Estrangeiros, que percorrem o interior, voltam impressionados com a ausencia de passaros - não se ouve um gorgeio, não se vê um ninho -tudo é silencioso, e viaja-se longamente ao sol, sem um oasis, sem uma arvore, mas os tócos adustos, que apontam á flor da terra, attestam a existencia anterior de florestas grandiosas -levou-as o machado, arrasou-as o fogo, e, sobre o terreno nú e sáfaro, cresce a herva maninha que apenas serve de abrigo å serpe.

O ar vicia-se, o mesmo clima modifica- se, e isso é notado pelos velhos moradores d'esses logares, d'antes bem regados e sadios, hoje seccos, ingratos e insalubres, onde o homem não vive nem a sementeira vinga.

Além das estradas de ferro que devoram as florestas, grande numero de fabricas não queima outro combustivel senão a lenha, e já não falo na que se consome nos fogões domesticos .

O lenhador vive folgamente, sem preoccupações -não tem o cuidado do lavrador que se alarma quando, no tempo da florada, o sol abraza ou grandes chuvas assolam; não lhe importa a geada, as larvas são-lhe indifferentes-sempre é tempo para destruir e o mercado é sempre lucrativo- um ferro de bom gume, o carro e quatro juntas de bois bastam ao que vae á floresta, e quem atravessa as estradas ouve monotonamente os golpes do machado, de repente um grito de aviso e logo o fracasso da queda d'arvore talhada.

Parece, entretanto, que já se vae sentindo a necessidade do replantio; os mesmos «fazedores de desertos» , como muito bem lhes chamou o dr.

Euclides da Cunha, começam a comprehender o mal que fizeram, mas não se atrevem a reparal-o, porque é mais difficil construir que destruir-emigram, talvez com remorsos, passam adeante, d'olhos compridos, consultando os horisontes rasos, e onde descobrem verduras frondosas, ahi ficam, afiam os ferros, armam ranchos e entram em exercicio.

Dizem-me que ha leis decretadas em favor das arvores, affirmam-me que o Congresso já se preoccupou com essas miseras autochtones mas, quem ha de fazer respeitar a lei? onde estão os nossos guardas florestaes , a nossa policia das mattas e dos campos ? ninguem os viu até hoje- o homem, que atravessa a trilha com a caçadeira e um cão, é um pobre matuto que vae bater a macéga ou o cerrado, vêr se levanta uma perdiz - as arvores não tem defensores.

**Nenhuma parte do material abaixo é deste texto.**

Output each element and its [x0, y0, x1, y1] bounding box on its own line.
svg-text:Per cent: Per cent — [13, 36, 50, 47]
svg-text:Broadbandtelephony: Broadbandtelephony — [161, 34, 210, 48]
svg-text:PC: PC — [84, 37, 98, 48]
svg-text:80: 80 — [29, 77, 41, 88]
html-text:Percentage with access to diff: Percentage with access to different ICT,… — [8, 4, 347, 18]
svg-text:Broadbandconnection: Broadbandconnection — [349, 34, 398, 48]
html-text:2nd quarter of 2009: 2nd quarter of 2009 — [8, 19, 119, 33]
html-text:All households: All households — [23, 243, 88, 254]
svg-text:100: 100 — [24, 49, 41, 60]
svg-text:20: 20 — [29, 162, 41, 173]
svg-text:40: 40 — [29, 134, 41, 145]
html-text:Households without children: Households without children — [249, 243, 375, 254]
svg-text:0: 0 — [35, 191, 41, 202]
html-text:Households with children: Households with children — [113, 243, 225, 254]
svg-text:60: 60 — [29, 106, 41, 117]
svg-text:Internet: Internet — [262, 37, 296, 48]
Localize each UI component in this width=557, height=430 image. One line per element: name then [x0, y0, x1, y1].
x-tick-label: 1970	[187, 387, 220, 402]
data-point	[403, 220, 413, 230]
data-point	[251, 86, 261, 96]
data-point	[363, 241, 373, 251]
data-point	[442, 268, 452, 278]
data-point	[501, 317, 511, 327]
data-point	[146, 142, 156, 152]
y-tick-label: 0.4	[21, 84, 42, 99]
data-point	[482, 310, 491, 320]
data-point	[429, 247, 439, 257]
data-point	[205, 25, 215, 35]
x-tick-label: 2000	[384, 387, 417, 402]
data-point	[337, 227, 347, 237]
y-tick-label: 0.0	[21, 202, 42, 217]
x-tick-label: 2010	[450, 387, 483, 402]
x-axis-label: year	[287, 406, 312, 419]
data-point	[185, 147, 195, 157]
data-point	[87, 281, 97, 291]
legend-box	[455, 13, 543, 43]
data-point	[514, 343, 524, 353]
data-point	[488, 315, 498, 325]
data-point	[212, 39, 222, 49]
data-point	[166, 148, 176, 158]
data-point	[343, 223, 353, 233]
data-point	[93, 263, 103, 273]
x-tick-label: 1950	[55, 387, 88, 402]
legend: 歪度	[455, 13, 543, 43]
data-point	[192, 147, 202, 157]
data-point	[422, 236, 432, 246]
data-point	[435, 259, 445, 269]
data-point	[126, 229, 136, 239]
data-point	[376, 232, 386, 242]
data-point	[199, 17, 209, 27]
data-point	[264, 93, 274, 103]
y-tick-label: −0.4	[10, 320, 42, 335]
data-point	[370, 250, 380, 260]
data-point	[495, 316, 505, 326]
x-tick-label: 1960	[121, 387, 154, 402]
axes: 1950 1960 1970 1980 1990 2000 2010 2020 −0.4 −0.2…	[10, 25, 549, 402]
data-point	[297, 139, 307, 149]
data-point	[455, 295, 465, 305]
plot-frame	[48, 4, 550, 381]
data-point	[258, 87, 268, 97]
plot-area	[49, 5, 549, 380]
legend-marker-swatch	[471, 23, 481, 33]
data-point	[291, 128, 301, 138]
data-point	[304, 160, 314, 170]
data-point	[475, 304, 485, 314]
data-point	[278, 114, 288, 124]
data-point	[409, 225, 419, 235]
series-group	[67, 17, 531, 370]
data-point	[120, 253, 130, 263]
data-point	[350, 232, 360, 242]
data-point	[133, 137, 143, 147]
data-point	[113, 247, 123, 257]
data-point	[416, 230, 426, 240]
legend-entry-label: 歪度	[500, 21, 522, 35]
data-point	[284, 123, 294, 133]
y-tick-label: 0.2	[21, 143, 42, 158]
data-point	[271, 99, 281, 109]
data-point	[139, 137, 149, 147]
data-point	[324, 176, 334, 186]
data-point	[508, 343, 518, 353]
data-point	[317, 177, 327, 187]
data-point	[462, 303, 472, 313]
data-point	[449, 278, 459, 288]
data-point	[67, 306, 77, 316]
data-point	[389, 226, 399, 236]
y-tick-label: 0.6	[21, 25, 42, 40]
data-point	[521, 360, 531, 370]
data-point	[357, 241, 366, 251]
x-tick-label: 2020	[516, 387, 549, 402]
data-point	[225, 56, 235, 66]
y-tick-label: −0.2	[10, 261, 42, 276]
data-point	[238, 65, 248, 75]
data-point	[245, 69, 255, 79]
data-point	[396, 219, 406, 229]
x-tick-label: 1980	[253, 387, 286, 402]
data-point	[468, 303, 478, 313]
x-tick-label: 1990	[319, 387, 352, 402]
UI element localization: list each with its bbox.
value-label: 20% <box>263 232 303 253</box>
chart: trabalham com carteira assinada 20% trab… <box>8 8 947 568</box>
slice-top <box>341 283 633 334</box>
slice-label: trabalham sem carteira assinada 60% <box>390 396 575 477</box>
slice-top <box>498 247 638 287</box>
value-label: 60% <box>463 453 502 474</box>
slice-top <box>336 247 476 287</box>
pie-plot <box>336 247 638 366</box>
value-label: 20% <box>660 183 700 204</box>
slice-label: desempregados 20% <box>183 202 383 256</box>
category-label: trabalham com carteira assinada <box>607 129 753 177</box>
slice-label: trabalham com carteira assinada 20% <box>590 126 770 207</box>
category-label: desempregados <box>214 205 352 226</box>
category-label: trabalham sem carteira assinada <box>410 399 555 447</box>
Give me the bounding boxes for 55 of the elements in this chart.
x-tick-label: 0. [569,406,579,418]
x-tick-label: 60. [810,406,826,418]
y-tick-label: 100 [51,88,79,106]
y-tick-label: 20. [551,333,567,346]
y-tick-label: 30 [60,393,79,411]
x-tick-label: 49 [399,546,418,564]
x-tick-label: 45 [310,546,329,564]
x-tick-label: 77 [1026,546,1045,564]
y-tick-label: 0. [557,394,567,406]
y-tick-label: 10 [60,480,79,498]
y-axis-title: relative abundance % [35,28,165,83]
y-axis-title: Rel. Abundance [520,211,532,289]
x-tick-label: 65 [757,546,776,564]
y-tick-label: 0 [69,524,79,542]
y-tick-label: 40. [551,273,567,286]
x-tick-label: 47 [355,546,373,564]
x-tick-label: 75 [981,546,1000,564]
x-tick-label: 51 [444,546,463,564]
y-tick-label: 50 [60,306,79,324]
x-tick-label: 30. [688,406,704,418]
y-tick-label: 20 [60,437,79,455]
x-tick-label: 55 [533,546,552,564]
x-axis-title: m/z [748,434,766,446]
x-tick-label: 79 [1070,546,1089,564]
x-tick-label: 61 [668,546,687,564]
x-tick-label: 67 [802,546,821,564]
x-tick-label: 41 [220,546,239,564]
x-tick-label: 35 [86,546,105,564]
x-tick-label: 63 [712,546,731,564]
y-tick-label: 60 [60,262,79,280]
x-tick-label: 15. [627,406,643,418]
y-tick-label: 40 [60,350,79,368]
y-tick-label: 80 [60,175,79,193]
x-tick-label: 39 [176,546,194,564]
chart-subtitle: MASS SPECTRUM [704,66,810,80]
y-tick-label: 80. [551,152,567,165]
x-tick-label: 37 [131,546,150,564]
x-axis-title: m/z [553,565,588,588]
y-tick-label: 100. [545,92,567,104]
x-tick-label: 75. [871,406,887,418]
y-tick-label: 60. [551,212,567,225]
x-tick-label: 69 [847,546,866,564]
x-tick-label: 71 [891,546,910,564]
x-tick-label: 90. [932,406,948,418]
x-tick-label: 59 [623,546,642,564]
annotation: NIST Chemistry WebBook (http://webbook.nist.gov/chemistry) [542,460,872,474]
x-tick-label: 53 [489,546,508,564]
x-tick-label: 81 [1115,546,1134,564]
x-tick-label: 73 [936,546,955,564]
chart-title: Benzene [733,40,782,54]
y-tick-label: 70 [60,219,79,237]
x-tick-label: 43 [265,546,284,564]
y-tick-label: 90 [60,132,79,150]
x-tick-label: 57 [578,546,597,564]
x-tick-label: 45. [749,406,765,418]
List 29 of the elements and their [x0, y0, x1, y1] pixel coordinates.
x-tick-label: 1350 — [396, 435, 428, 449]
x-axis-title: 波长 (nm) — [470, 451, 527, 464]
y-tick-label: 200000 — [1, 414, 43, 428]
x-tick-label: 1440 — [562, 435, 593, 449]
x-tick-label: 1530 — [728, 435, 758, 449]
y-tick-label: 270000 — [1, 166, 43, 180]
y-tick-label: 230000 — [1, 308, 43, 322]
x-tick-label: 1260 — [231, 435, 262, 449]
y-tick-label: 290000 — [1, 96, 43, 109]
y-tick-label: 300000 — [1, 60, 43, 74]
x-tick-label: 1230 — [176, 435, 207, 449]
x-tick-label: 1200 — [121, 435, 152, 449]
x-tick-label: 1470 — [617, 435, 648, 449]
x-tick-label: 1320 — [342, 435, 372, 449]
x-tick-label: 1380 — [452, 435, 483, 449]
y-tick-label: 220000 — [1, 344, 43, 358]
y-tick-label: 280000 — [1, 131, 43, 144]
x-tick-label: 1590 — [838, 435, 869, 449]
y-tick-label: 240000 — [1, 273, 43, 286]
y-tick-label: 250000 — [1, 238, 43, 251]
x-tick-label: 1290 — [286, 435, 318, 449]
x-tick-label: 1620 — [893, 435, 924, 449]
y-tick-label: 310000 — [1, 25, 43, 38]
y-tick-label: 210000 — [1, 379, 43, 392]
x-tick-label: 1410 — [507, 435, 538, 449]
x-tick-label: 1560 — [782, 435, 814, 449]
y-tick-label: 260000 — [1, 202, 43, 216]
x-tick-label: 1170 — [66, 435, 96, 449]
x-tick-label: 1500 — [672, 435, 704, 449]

As municipalidades evitam, com esperta prudencia, a lucta-o fazendeiro declara que as mattas lhe pertencem, são seus bens, póde mandar destruil- as se assim lhe convier que lhe importa a manutenção dos mananciaes que abeberam a cidade ou villa ? a lenha é tão sua como o café e o milho, a cana e o feijão, o arroz, a batata e a mandioca que elle colhe e manda ao mercado, e o lenhador errante é um voto certo e será um terrivel capataz da opposição se a municipalidade lhe sahir ao encontro prohibindo-lhe a faina cruel.

E, dia a día, vão os bosques desapparecendo a região privilegiada e formosa das arvores será, em breve, mais arida e mais núa do que a Lybia esteril.

Os mais bellos especimens da nossa flora riquissima sómem-se reduzidos a cinzas e os animaes emigram, fogem: uns pela terra, outros pelos ares, buscando novos abrigos, e a terra alhanada, deserta, com uma hirsuta felpa de capins resequidos, estende-se, plana e solitaria, ao sol que a queima, cheia de cepos tostados, que são como fragmentos de columnas, restos de um fastigio morto, escombros de uma gloria extincta, ou cippos funeraes n'um extensissimo e aquecido cemiterio.

O arvoredo é o grande chimico de Deus.

Felizmente o alarma, que repercute em todo Estado, vae despertando a attenção dos que ainda se interessam pela sorte d'esta terra formosa e rica e desgraçada.